Figure 2: Stages in facilitated knowledge co-creation.

Reproduced from Gather: The Art and Science of Effective Convening

7. Monitoring and Evaluating Impact: How will you know if it has been a success?

Finally, one of the most frequently overlooked, or under-used aspects of effective facilitation is the use of monitoring and evaluation (M&E) to track the short- and longer-term impacts of your event. When we think of event M&E, we often think of a written feedback form submitted at the end of an event, but effective M&E can mean much more than that. Kirkpatrick (1996) describes four levels of evaluation that we can use in interventions like trainings, and these can be useful to consider for event evaluation as well. The levels, in ascending order of impact, include reaction (to the event), learning, behaviour changes and results (in terms of the longer-term targeted outcomes). The table below draws on these levels and provides an overview of M&E activities across the full timeline of an event, from pre-event planning through to post-event reflections.

Before the event

Set M&E baselines. These should be aligned with event objectives and might ask: What are participants’ expectations of the event? What is their current knowledge or confidence level around the event theme? Whom do they already know or collaborate with inside the room?

Suggested approaches: Pre-event surveys or interviews.

During the event

Monitor whether the event is unfolding according to expectations, checking with participants, co-facilitators and organizers about the level of participant engagement and perceived relevance of the content and discussions. Use this information to do course corrections from day to day.

Suggested approaches: Rapid assessments can include one-word summaries of the day from participants, human spectrums (participants form a line in the room organizing themselves from most positive to least positive feeling), or short feedback forms, such as “one thing I liked from today; one thing I felt today was lacking.” Consider whether you need to make changes to the agenda in response to feedback.

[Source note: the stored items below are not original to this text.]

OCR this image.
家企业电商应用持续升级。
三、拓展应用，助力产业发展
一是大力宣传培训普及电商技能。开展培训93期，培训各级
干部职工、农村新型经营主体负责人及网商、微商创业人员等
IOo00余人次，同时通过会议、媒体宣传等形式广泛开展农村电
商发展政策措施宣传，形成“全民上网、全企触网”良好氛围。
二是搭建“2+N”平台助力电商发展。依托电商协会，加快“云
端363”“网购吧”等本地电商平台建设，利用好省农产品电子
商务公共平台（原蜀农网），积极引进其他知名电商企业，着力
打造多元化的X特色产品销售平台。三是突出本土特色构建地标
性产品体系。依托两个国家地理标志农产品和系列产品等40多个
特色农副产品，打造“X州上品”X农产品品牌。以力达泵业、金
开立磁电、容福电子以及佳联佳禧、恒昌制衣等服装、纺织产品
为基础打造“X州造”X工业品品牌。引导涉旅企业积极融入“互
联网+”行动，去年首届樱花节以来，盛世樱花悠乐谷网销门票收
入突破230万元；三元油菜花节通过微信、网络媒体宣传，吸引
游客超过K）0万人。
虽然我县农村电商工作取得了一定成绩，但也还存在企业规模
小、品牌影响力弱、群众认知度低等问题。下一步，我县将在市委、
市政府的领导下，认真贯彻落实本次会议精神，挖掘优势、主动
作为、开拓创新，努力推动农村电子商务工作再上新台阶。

Immediately after the event

Use post-event evaluations to collect early impressions from participants and to document their expectations for how the event will inform future thinking and actions. While the full impact of events cannot accurately be assessed immediately after its conclusion, it is valuable to inquire about initial reactions about the relevance of the content and discussions and about participants’ perceptions of their learning. Learning can include knowledge, skills or attitudes that might have changed.

Suggested approaches: We recommend always collecting this information while participants are still on site. This ensures a much higher response rate. Questionnaires can be useful, but in cases where participants are involved in collective actions (a project or an organization, for example), having participants share their intended follow-up actions can be a powerful tool for keeping momentum going after the event. After Action Reviews are a valuable process for structuring reflections by facilitators and hosts immediately after the event. Document these reviews and be sure to review them before your next event.

Medium- to long-term follow-up

Too often we neglect to follow up with participants about whether they were able to take their intended actions forward. This is an important step, particularly when events are part of a wider change process, as we have described in this guide. Revisiting intended actions with participants 2–3 months after the event can also remind them of their plans, which can sometimes be forgotten amid busy back-to-office activities.

Suggested approaches: Brief follow-up interviews are the ideal way to reconnect with participants, discuss the longer-term outcomes stemming from the event and see what kinds of support may be helpful to enable them to take their planned actions forward. They can also provide valuable learning on how to make future events more impactful.